Faraday to Harriet Martineau   11 April 1850

Royal Institution | 11 April 1850

My dear Madam

I am sorry to find that in your great work you have been led at page 451, vol II1 into an error respecting me by an authority which you might well think sufficient but which is inaccurate2. I cannot understand how the error arose at first but it appeared in the papers and I found it necessary in a letter to the Editor of the Literary Gazette (4 March 1837, page 1473) to correct it. The error probably passed from the papers into the Annual Register4 & from that into the far more important position it holds in your History[.]

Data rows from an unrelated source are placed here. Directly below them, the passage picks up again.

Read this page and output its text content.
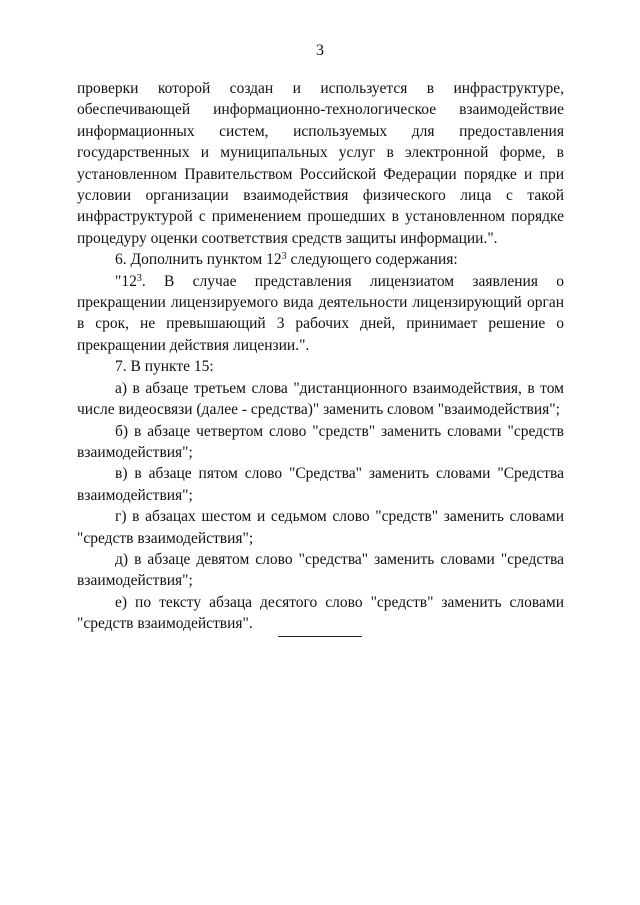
3

проверки которой создан и используется в инфраструктуре, обеспечивающей информационно-технологическое взаимодействие информационных систем, используемых для предоставления государственных и муниципальных услуг в электронной форме, в установленном Правительством Российской Федерации порядке и при условии организации взаимодействия физического лица с такой инфраструктурой с применением прошедших в установленном порядке процедуру оценки соответствия средств защиты информации.".

6. Дополнить пунктом $12^3$ следующего содержания:

"$12^3$. В случае представления лицензиатом заявления о прекращении лицензируемого вида деятельности лицензирующий орган в срок, не превышающий 3 рабочих дней, принимает решение о прекращении действия лицензии.".

7. В пункте 15:

а) в абзаце третьем слова "дистанционного взаимодействия, в том числе видеосвязи (далее - средства)" заменить словом "взаимодействия";

б) в абзаце четвертом слово "средств" заменить словами "средств взаимодействия";

в) в абзаце пятом слово "Средства" заменить словами "Средства взаимодействия";

г) в абзацах шестом и седьмом слово "средств" заменить словами "средств взаимодействия";

д) в абзаце девятом слово "средства" заменить словами "средства взаимодействия";

е) по тексту абзаца десятого слово "средств" заменить словами "средств взаимодействия".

I send you a letter from a friend of mine5 with whom you probably are acquainted that you may see from his testimony what really passed; it agrees with that of all those I have spoken to who were then present. Perhaps you would not mind taking the trouble of returning me his letter[.]

I hope you will forgive me for writing to you about this matter[.] I feel it a great honor to be borne in your remembrance but I would not willingly be there in an erroneous point of view[.]

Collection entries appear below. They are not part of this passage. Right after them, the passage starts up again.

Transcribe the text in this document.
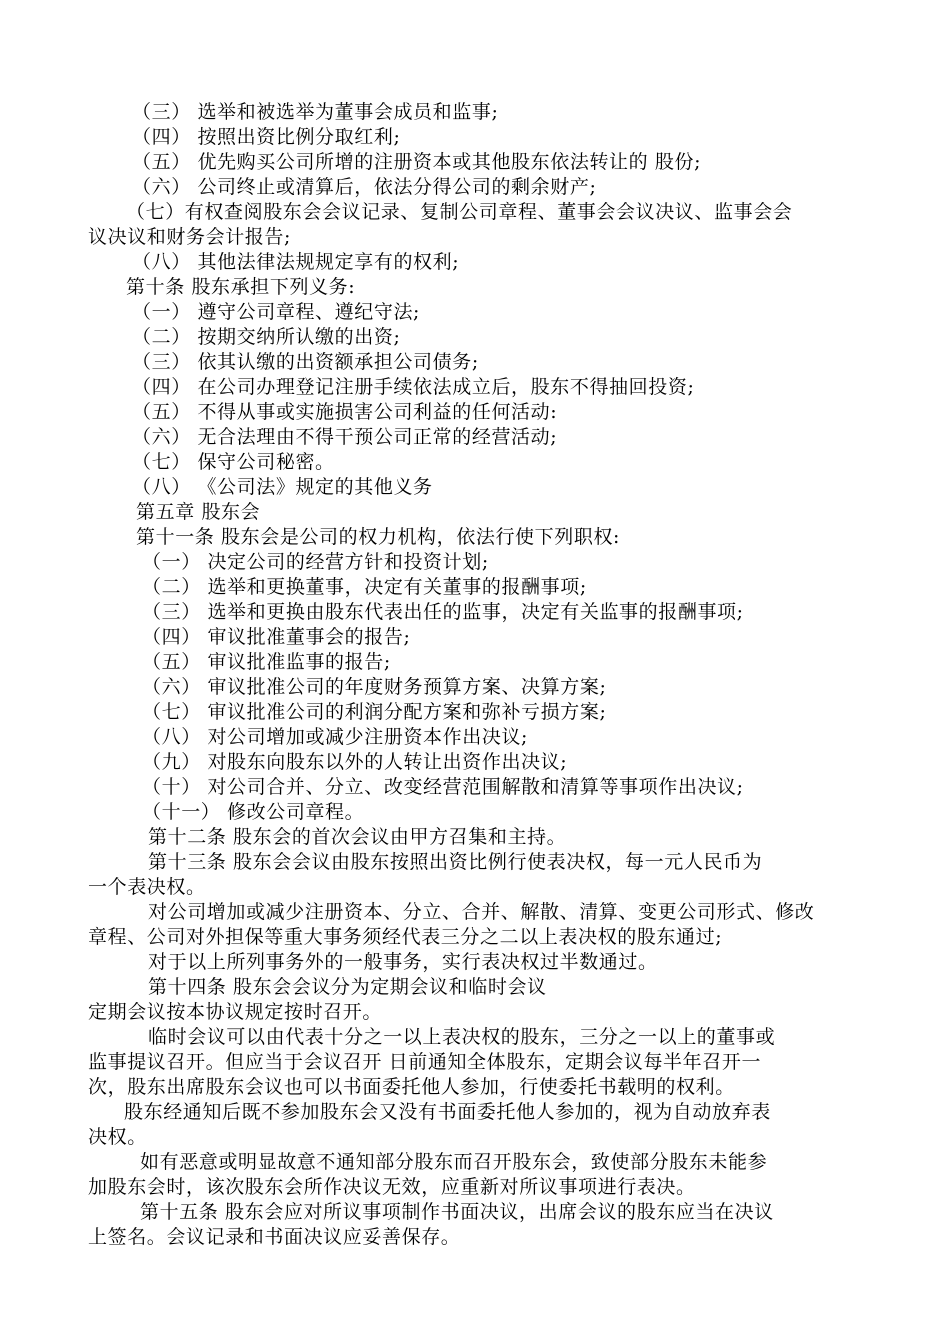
（三） 选举和被选举为董事会成员和监事;
（四） 按照出资比例分取红利;
（五） 优先购买公司所增的注册资本或其他股东依法转让的 股份;
（六） 公司终止或清算后，依法分得公司的剩余财产;
（七）有权查阅股东会会议记录、复制公司章程、董事会会议决议、监事会会
议决议和财务会计报告;
（八） 其他法律法规规定享有的权利;
第十条 股东承担下列义务:
（一） 遵守公司章程、遵纪守法;
（二） 按期交纳所认缴的出资;
（三） 依其认缴的出资额承担公司债务;
（四） 在公司办理登记注册手续依法成立后，股东不得抽回投资;
（五） 不得从事或实施损害公司利益的任何活动:
（六） 无合法理由不得干预公司正常的经营活动;
（七） 保守公司秘密。
（八） 《公司法》规定的其他义务
第五章 股东会
第十一条 股东会是公司的权力机构，依法行使下列职权:
（一） 决定公司的经营方针和投资计划;
（二） 选举和更换董事，决定有关董事的报酬事项;
（三） 选举和更换由股东代表出任的监事，决定有关监事的报酬事项;
（四） 审议批准董事会的报告;
（五） 审议批准监事的报告;
（六） 审议批准公司的年度财务预算方案、决算方案;
（七） 审议批准公司的利润分配方案和弥补亏损方案;
（八） 对公司增加或减少注册资本作出决议;
（九） 对股东向股东以外的人转让出资作出决议;
（十） 对公司合并、分立、改变经营范围解散和清算等事项作出决议;
（十一） 修改公司章程。
第十二条 股东会的首次会议由甲方召集和主持。
第十三条 股东会会议由股东按照出资比例行使表决权，每一元人民币为
一个表决权。
对公司增加或减少注册资本、分立、合并、解散、清算、变更公司形式、修改
章程、公司对外担保等重大事务须经代表三分之二以上表决权的股东通过;
对于以上所列事务外的一般事务，实行表决权过半数通过。
第十四条 股东会会议分为定期会议和临时会议
定期会议按本协议规定按时召开。
临时会议可以由代表十分之一以上表决权的股东，三分之一以上的董事或
监事提议召开。但应当于会议召开 日前通知全体股东，定期会议每半年召开一
次，股东出席股东会议也可以书面委托他人参加，行使委托书载明的权利。
股东经通知后既不参加股东会又没有书面委托他人参加的，视为自动放弃表
决权。
如有恶意或明显故意不通知部分股东而召开股东会，致使部分股东未能参
加股东会时，该次股东会所作决议无效，应重新对所议事项进行表决。
第十五条 股东会应对所议事项制作书面决议，出席会议的股东应当在决议
上签名。会议记录和书面决议应妥善保存。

I have the honor to be | My dear Madam | with every respect | Your faithful humble Servant | M. Faraday

Miss Martineau

Martineau (1849-50), 2: 451.
See note 3, letter 2277.
Faraday to Jerdan, 2 March 1837, letter 977, volume 2.
Ann.Reg., 1837, 79: 21.
Letter 2277 from Edward Cowper.

Bibliography

MARTINEAU, Harriet (1849-50): The History of England during the Thirty Years’ Peace: 1816-1846, 2 volumes, London.